Cameron took her fight to Westminster and lost.
But Bill Miller this week secured a massive victory in the campaign to crack down on cowboy operators who make a killing out of the implant industry.
He won the backing of EU chiefs to have unsafe silicone products outlawed across Europe.
Women wanting enhancing operations will also be given counselling before and after surgery to pick up any problems, and Europe will also consider imposing an age limit on such operations.
Thanks to Miller's campaign - prompted by one woman from Glasgow - thousands of women across Europe who opt for implants will be safer than before.
Bill Miller this week proved that the European Parliament can make a real difference to the lives of ordinary Scots.

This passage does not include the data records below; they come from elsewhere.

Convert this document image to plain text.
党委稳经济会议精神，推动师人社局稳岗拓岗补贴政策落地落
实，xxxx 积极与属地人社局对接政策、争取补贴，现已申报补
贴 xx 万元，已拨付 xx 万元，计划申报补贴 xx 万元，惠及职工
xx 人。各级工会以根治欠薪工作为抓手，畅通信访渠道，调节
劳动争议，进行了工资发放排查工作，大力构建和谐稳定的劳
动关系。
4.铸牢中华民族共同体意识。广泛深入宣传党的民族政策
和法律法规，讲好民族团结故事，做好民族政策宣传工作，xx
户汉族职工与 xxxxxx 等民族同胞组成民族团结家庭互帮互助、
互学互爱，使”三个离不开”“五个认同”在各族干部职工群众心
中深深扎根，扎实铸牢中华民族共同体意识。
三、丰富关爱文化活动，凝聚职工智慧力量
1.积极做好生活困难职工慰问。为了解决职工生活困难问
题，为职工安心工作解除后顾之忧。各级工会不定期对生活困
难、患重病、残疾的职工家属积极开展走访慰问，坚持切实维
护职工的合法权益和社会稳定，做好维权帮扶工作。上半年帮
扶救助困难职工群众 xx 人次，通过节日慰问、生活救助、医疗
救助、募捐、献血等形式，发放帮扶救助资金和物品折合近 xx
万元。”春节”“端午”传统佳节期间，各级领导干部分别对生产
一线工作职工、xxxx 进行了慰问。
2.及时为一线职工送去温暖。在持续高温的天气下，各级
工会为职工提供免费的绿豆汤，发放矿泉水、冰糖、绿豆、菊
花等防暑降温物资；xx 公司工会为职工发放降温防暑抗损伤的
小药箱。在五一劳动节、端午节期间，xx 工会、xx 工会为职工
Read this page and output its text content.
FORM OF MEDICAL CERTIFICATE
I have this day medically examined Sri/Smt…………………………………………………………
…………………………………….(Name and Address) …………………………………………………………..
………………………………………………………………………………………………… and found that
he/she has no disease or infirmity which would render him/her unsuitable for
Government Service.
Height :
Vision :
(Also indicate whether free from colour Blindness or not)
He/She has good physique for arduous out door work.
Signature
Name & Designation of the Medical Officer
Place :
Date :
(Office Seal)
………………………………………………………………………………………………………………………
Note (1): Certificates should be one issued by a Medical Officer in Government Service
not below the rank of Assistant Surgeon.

Too often Brussels is blamed for the decisions we don't like, and when it does improve our laws, ministers at Westminster try to grab the glory.
European decisions are crucial to the two big issues dominating the political agenda.
Decisions in Brussels will help farmers recover from the outbreak of foot-and-mouth disease and determine the future of the fishing industry in Scotland.
Yet when a group of MSPs travelled to Brussels this week they were accused of junketing by euro-sceptic commentators.
The real scandal is that they don't go there more often to put Scotland's case.